Curator Rolo Castillo has put together a mass of guns (he apparently
loves them—in an arty way, not a snipery way) creating
an arena of inventive, kitchy, electrifying (literally), and
even cutesy weaponry that Chuck Heston and Gandhi might find
utterly pleasing.
There are larger than life assemblages such as Disco Blood Massacre
(in which a ’60s-chic mannequin seems unrepentant over
her black light/strob flickering mirror ball crime scene) and
Richard Ankrom’s gun series of hardware re-tooled neon
armaments that crackle with 3000 to 7500 volts of electricity,
and smaller more subtle paper works like Karen Jaime’s
psychedelic-swirly “Got Bullets” and Sandy Abramowicz’s
negative space revolver silhouette surrounded by ink paisleys,
“The Gunshot.”
Drawing directly on collage-contrast, Dan Van Clapp has converted
two baby buggies and a kiddie car into rolling combat units
fastened with a gun-boat façade, camo netting, cannons
and other major fire-power. Likewise, Phillip Graffham’s
three bejeweled machine guns of pink, red and multicolored baubles
and beads send the armaments straight into Candyland.
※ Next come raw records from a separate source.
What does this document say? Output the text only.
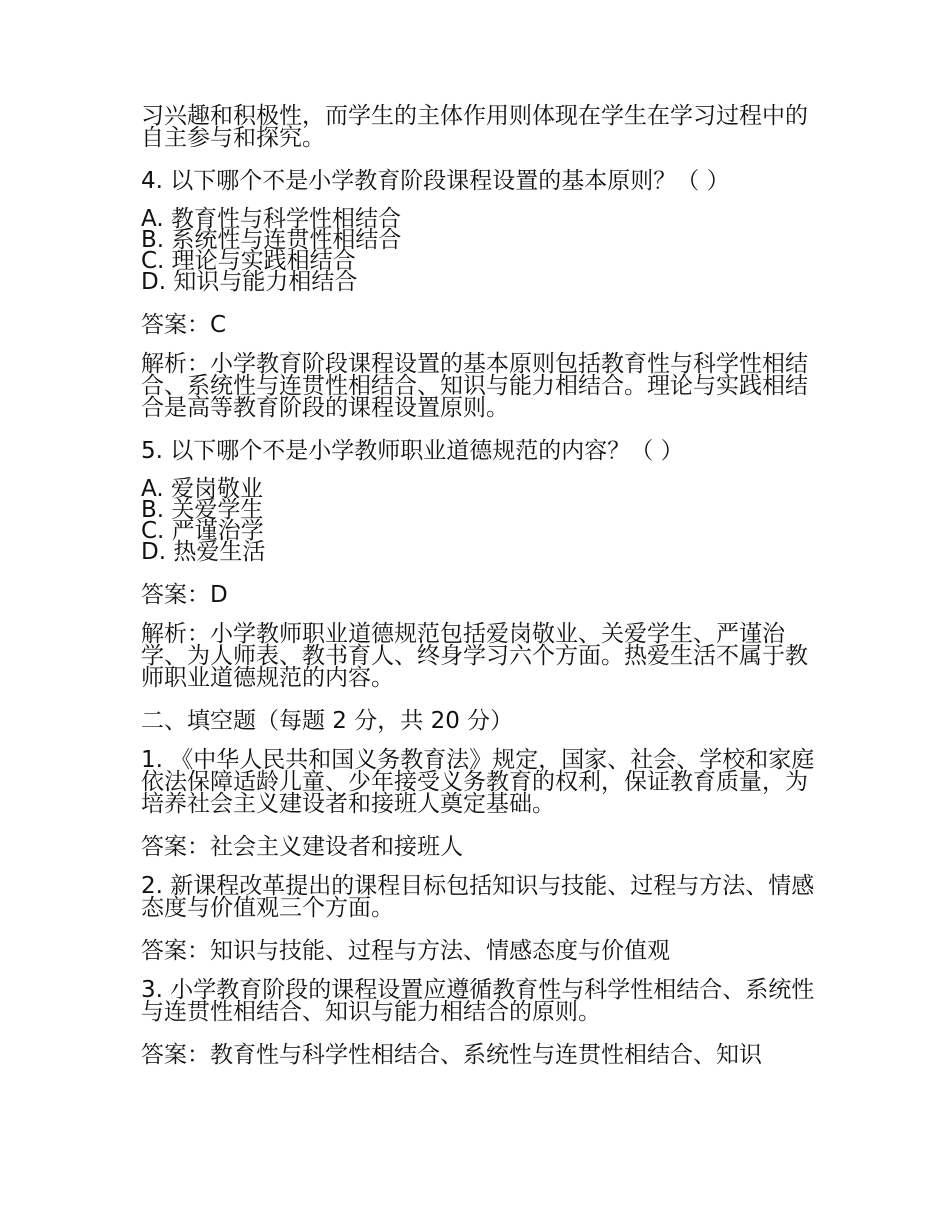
习兴趣和积极性，而学生的主体作用则体现在学生在学习过程中的自主参与和探究。
4. 以下哪个不是小学教育阶段课程设置的基本原则？（ ）
A. 教育性与科学性相结合
B. 系统性与连贯性相结合
C. 理论与实践相结合
D. 知识与能力相结合
答案：C
解析：小学教育阶段课程设置的基本原则包括教育性与科学性相结合、系统性与连贯性相结合、知识与能力相结合。理论与实践相结合是高等教育阶段的课程设置原则。
5. 以下哪个不是小学教师职业道德规范的内容？（ ）
A. 爱岗敬业
B. 关爱学生
C. 严谨治学
D. 热爱生活
答案：D
解析：小学教师职业道德规范包括爱岗敬业、关爱学生、严谨治学、为人师表、教书育人、终身学习六个方面。热爱生活不属于教师职业道德规范的内容。
二、填空题（每题 2 分，共 20 分）
1. 《中华人民共和国义务教育法》规定，国家、社会、学校和家庭依法保障适龄儿童、少年接受义务教育的权利，保证教育质量，为培养社会主义建设者和接班人奠定基础。
答案：社会主义建设者和接班人
2. 新课程改革提出的课程目标包括知识与技能、过程与方法、情感态度与价值观三个方面。
答案：知识与技能、过程与方法、情感态度与价值观
3. 小学教育阶段的课程设置应遵循教育性与科学性相结合、系统性与连贯性相结合、知识与能力相结合的原则。
答案：教育性与科学性相结合、系统性与连贯性相结合、知识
More whipped
cream, please.
Gigantic guns are also around every turn: a life-sized cannon
made of recycled garbage (a 2-liter bottle of soda replaces
the iron ball and is an apropos subliminal for getting off the
pop before your kidneys explode), David Buckingham’s exceptionally
crafted wall-sized Six Shooter made from painted metal sheets,
and at least two other guns bigger than a human torso. But there’s
more—much more—and with such a variety of form and
concept, it seems there really is a gun for everyone. Who knew?